FAST 9 finds franchise leads Dominic Toretto (Vin Diesel) and his long-time girlfriend Lettie (Michelle Rodriguez) living a peaceful life in the country with Dom’s son...a peace that is soon disturbed when Tej (Ludacris), Roman (Tyrese Gibson), and Ramsey (Nathalie Emmanuel) come with news that their CIA handler Mr. Nobody’s (Kurt Russel) plane went down, carrying a top secret weapon known as Project Ares. The culprit? None other than Dom’s long lost brother Jakob (John Cena) who plans to assemble this top secret weapon for his own nefarious gain.

The Fast Family soon find themselves on another globe-trotting adventure as they race off to save the world for a weapon of unparalleled devastation. Along the way, some familiar faces join them for what could be their most dangerous assignment yet.

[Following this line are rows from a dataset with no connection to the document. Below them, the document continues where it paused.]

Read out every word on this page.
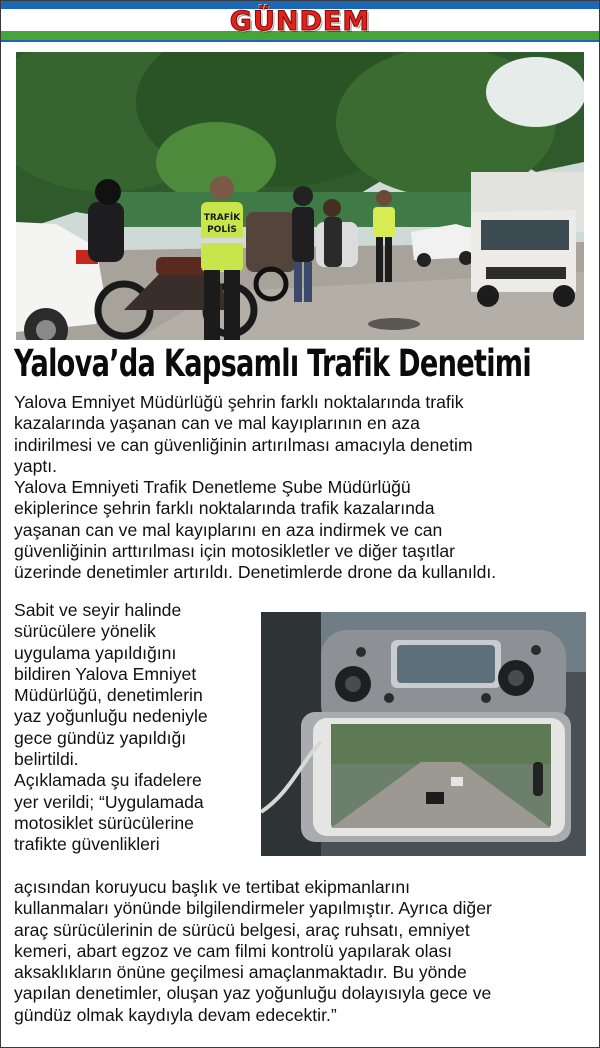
GÜNDEM
TRAFİK
POLİS
Yalova’da Kapsamlı Trafik Denetimi

Yalova Emniyet Müdürlüğü şehrin farklı noktalarında trafik

kazalarında yaşanan can ve mal kayıplarının en aza

indirilmesi ve can güvenliğinin artırılması amacıyla denetim

yaptı.

Yalova Emniyeti Trafik Denetleme Şube Müdürlüğü

ekiplerince şehrin farklı noktalarında trafik kazalarında

yaşanan can ve mal kayıplarını en aza indirmek ve can

güvenliğinin arttırılması için motosikletler ve diğer taşıtlar

üzerinde denetimler artırıldı. Denetimlerde drone da kullanıldı.

Sabit ve seyir halinde

sürücülere yönelik

uygulama yapıldığını

bildiren Yalova Emniyet

Müdürlüğü, denetimlerin

yaz yoğunluğu nedeniyle

gece gündüz yapıldığı

belirtildi.

Açıklamada şu ifadelere

yer verildi; “Uygulamada

motosiklet sürücülerine

trafikte güvenlikleri

açısından koruyucu başlık ve tertibat ekipmanlarını

kullanmaları yönünde bilgilendirmeler yapılmıştır. Ayrıca diğer

araç sürücülerinin de sürücü belgesi, araç ruhsatı, emniyet

kemeri, abart egzoz ve cam filmi kontrolü yapılarak olası

aksaklıkların önüne geçilmesi amaçlanmaktadır. Bu yönde

yapılan denetimler, oluşan yaz yoğunluğu dolayısıyla gece ve

gündüz olmak kaydıyla devam edecektir.”
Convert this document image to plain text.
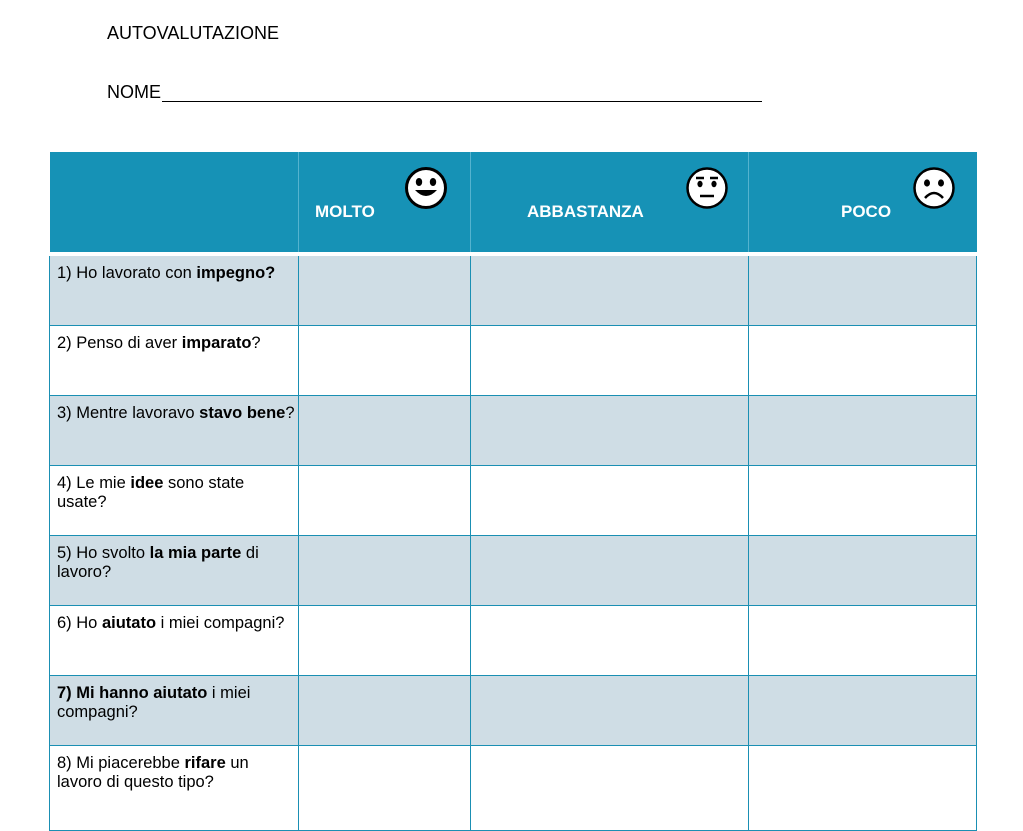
AUTOVALUTAZIONE
NOME

	MOLTO	ABBASTANZA	POCO

1) Ho lavorato con impegno?			

2) Penso di aver imparato?			

3) Mentre lavoravo stavo bene?			

4) Le mie idee sono state usate?			

5) Ho svolto la mia parte di lavoro?			

6) Ho aiutato i miei compagni?			

7) Mi hanno aiutato i miei compagni?			

8) Mi piacerebbe rifare un lavoro di questo tipo?			
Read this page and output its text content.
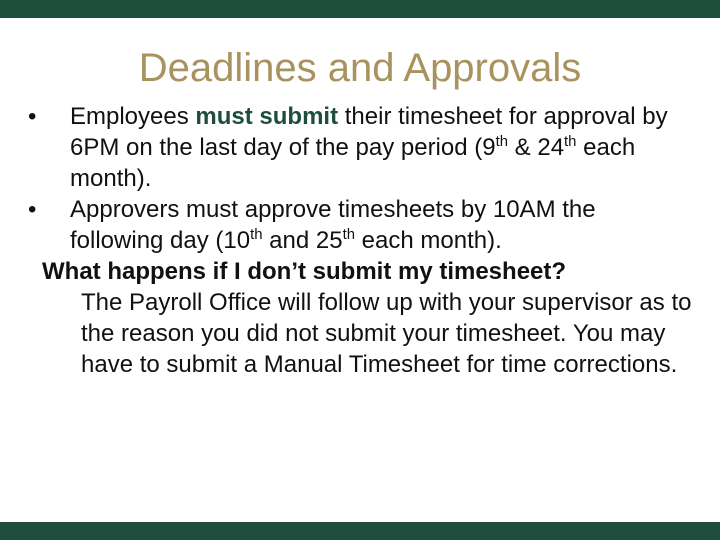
Deadlines and Approvals
•	Employees must submit their timesheet for approval by 6PM on the last day of the pay period (9th & 24th each month).
•	Approvers must approve timesheets by 10AM the following day (10th and 25th each month).
What happens if I don’t submit my timesheet?
The Payroll Office will follow up with your supervisor as to the reason you did not submit your timesheet. You may have to submit a Manual Timesheet for time corrections.
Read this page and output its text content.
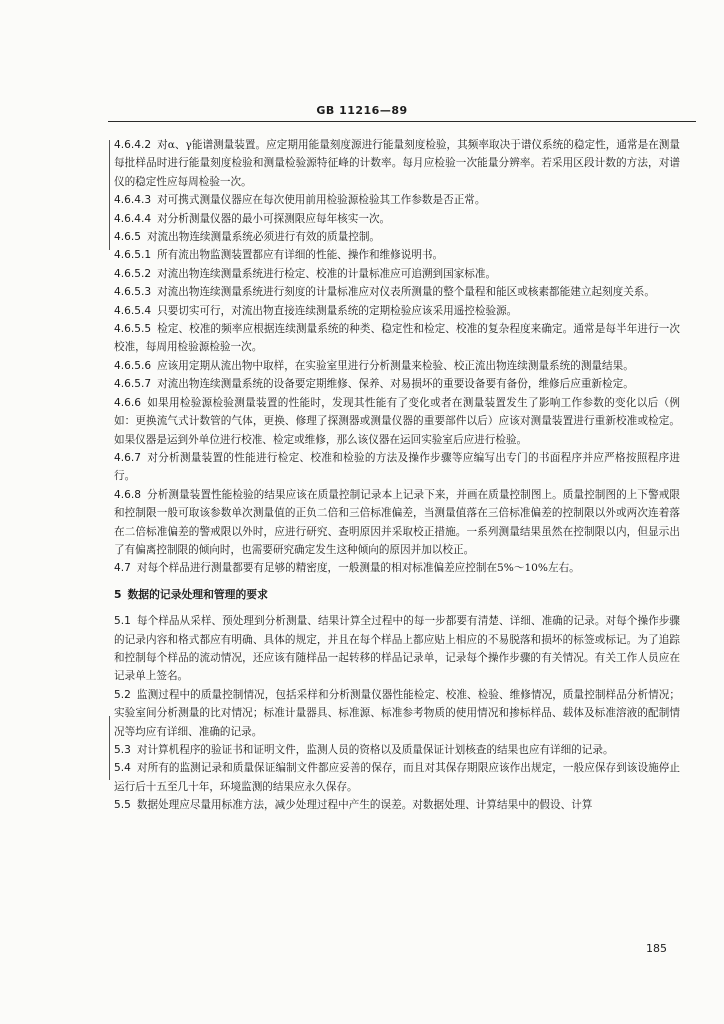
GB 11216—89

4.6.4.2 对α、γ能谱测量装置。应定期用能量刻度源进行能量刻度检验，其频率取决于谱仪系统的稳定性，通常是在测量每批样品时进行能量刻度检验和测量检验源特征峰的计数率。每月应检验一次能量分辨率。若采用区段计数的方法，对谱仪的稳定性应每周检验一次。

4.6.4.3 对可携式测量仪器应在每次使用前用检验源检验其工作参数是否正常。

4.6.4.4 对分析测量仪器的最小可探测限应每年核实一次。

4.6.5 对流出物连续测量系统必须进行有效的质量控制。

4.6.5.1 所有流出物监测装置都应有详细的性能、操作和维修说明书。

4.6.5.2 对流出物连续测量系统进行检定、校准的计量标准应可追溯到国家标准。

4.6.5.3 对流出物连续测量系统进行刻度的计量标准应对仪表所测量的整个量程和能区或核素都能建立起刻度关系。

4.6.5.4 只要切实可行，对流出物直接连续测量系统的定期检验应该采用遥控检验源。

4.6.5.5 检定、校准的频率应根据连续测量系统的种类、稳定性和检定、校准的复杂程度来确定。通常是每半年进行一次校准，每周用检验源检验一次。

4.6.5.6 应该用定期从流出物中取样，在实验室里进行分析测量来检验、校正流出物连续测量系统的测量结果。

4.6.5.7 对流出物连续测量系统的设备要定期维修、保养、对易损坏的重要设备要有备份，维修后应重新检定。

4.6.6 如果用检验源检验测量装置的性能时，发现其性能有了变化或者在测量装置发生了影响工作参数的变化以后（例如：更换流气式计数管的气体，更换、修理了探测器或测量仪器的重要部件以后）应该对测量装置进行重新校准或检定。如果仪器是运到外单位进行校准、检定或维修，那么该仪器在运回实验室后应进行检验。

4.6.7 对分析测量装置的性能进行检定、校准和检验的方法及操作步骤等应编写出专门的书面程序并应严格按照程序进行。

4.6.8 分析测量装置性能检验的结果应该在质量控制记录本上记录下来，并画在质量控制图上。质量控制图的上下警戒限和控制限一般可取该参数单次测量值的正负二倍和三倍标准偏差，当测量值落在三倍标准偏差的控制限以外或两次连着落在二倍标准偏差的警戒限以外时，应进行研究、查明原因并采取校正措施。一系列测量结果虽然在控制限以内，但显示出了有偏离控制限的倾向时，也需要研究确定发生这种倾向的原因并加以校正。

4.7 对每个样品进行测量都要有足够的精密度，一般测量的相对标准偏差应控制在5%～10%左右。

5 数据的记录处理和管理的要求

5.1 每个样品从采样、预处理到分析测量、结果计算全过程中的每一步都要有清楚、详细、准确的记录。对每个操作步骤的记录内容和格式都应有明确、具体的规定，并且在每个样品上都应贴上相应的不易脱落和损坏的标签或标记。为了追踪和控制每个样品的流动情况，还应该有随样品一起转移的样品记录单，记录每个操作步骤的有关情况。有关工作人员应在记录单上签名。

5.2 监测过程中的质量控制情况，包括采样和分析测量仪器性能检定、校准、检验、维修情况，质量控制样品分析情况；实验室间分析测量的比对情况；标准计量器具、标准源、标准参考物质的使用情况和掺标样品、载体及标准溶液的配制情况等均应有详细、准确的记录。

5.3 对计算机程序的验证书和证明文件，监测人员的资格以及质量保证计划核查的结果也应有详细的记录。

5.4 对所有的监测记录和质量保证编制文件都应妥善的保存，而且对其保存期限应该作出规定，一般应保存到该设施停止运行后十五至几十年，环境监测的结果应永久保存。

5.5 数据处理应尽量用标准方法，减少处理过程中产生的误差。对数据处理、计算结果中的假设、计算

185
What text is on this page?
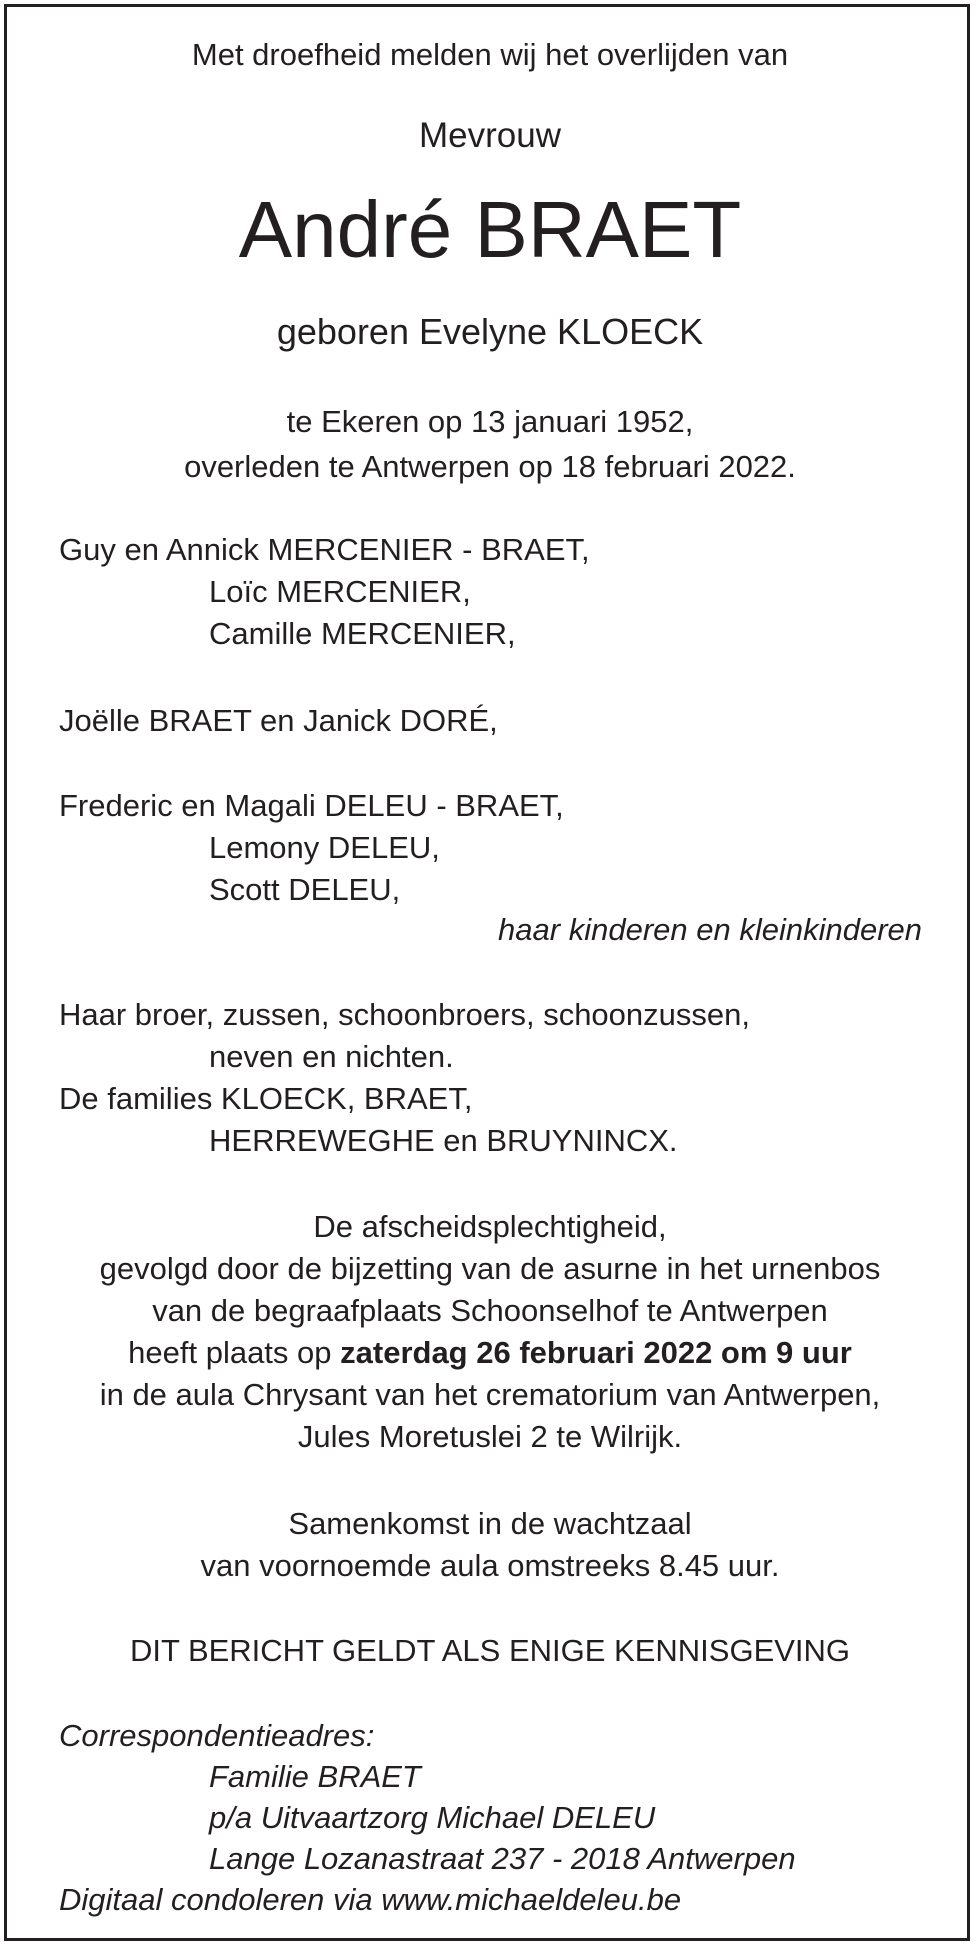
Met droefheid melden wij het overlijden van
Mevrouw
André BRAET
geboren Evelyne KLOECK
te Ekeren op 13 januari 1952,
overleden te Antwerpen op 18 februari 2022.
Guy en Annick MERCENIER - BRAET,
Loïc MERCENIER,
Camille MERCENIER,
Joëlle BRAET en Janick DORÉ,
Frederic en Magali DELEU - BRAET,
Lemony DELEU,
Scott DELEU,
haar kinderen en kleinkinderen
Haar broer, zussen, schoonbroers, schoonzussen,
neven en nichten.
De families KLOECK, BRAET,
HERREWEGHE en BRUYNINCX.
De afscheidsplechtigheid,
gevolgd door de bijzetting van de asurne in het urnenbos
van de begraafplaats Schoonselhof te Antwerpen
heeft plaats op zaterdag 26 februari 2022 om 9 uur
in de aula Chrysant van het crematorium van Antwerpen,
Jules Moretuslei 2 te Wilrijk.
Samenkomst in de wachtzaal
van voornoemde aula omstreeks 8.45 uur.
DIT BERICHT GELDT ALS ENIGE KENNISGEVING
Correspondentieadres:
Familie BRAET
p/a Uitvaartzorg Michael DELEU
Lange Lozanastraat 237 - 2018 Antwerpen
Digitaal condoleren via www.michaeldeleu.be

The Fast films have had what can best be described as a “unique” life. While the critical response and audience’s love for a franchise that goes from “realistic to stupid” is usually marked by plummeting box office receipts and harsh feedback, “Fast” is the opposite. The humble beginnings of a modest POINT BREAK ripoff with “The Fast and the Furious” following undercover cop Brian O’Conner (Paul Walker) busting a gang of street racing crooks has transcended into what I would best describe as “The A-Team” meets “G.I. Joe” and the audience has gone gaga for these. As such, it’s now one of the most profitable film franchises in the world, enlisting talent like The Rock, Jason Statham, Helen Mirren, and Charlize Theron along the way.

This installment keeps the franchise players at a minimum and brings some much-needed love to the characters from “Tokyo Drift”, the “Halloween III” black sheep of the franchise giving us some closure, finally, for Lucas Black’s character Shawn and his pal Han, the latter of which was such a sensation that the entire franchise had to play fast (heh) and loose with it’s own timeline to prolong his death as hilariously long as possible. Also, he’s not dead. How? Nobody knows. The film simply hand-waves this in a brief explanation and you’re just expected to roll with it. Why? Who cares.

Charlize Theron’s “Cypher” plays the Hannibal Lecter role in this, locked in a glass cube cell and calling the shots to John Cena and whoever he’s working with, which is fine but is a huge disservice to Theron who probably stands next to Michelle Rodriguez (the franchise’s unsung lady hero) as badass women who do their own stunts and have cut their teeth on a plethora of action-driven genre films. Theron's ATOMIC BLONDE and MAD MAX: FURY ROAD showed the A-lister as a more-than-capable ass kicker on and off the screen, and it's time she's allowed to do flying take-downs and suplexes with the rest of the F&F girls.

Cena, who is not quite as charismatic as The Rock nor as “art driven” as fellow WWE star Dave Bautista isn’t really given much to do here, which is another shame as it is his charisma that seems to be carrying the trailers for his upcoming DC/WB comic book film THE SUICIDE SQUAD. That being said, Cena does his job well enough. It’s just a shame he couldn’t be more of a scenery-chewing foil for our heroes.

Directed by “Fast” Godfather Justin Lin, F9 does give us some nice flashback scenes with a young Dom and his brother, which features the first genuine “street race” scene in the film series since perhaps 2009’s “Fast & Furious”. Billed as the penultimate entry in the series, God only knows where Fast 10 will be taking the crew.

There is a brief scene, a very important one, that seems to address the hilarity of these films in a very “meta” moment where Tyrese Gibson’s character Roman (a main-stay since the dreadful 2Fast 2 Furious) has almost an existential crisis where he believes that they’re “different”, explaining that there’s no rational reason why these seemingly normal people are able to survive these gigantic stunts and circumstances including dragging an entire armored vault through Brazil, battling a nuclear submarine, doing whatever the hell Fast 6 was about, or whatever happened in Fast 7.

Roman’s realization is met with laughter by his friends, and then shortly after the crew capsize a gigantic armored trailer with super-powered magnets in their cars while Tyrese and Ludacris fly a car into space to hijack a satellite.

I see this as the writer’s way of basically telling the audience:

“We know this is beyond stupid, but you love it.”

And, for better and worse, we do love it. I admit my cold, jaded, heart was warmed to tears seeing Han and his buddy Shawn from Tokyo Drift finally embrace. And I will be there, popcorn in hand, for whatever road Fast 10 takes us down.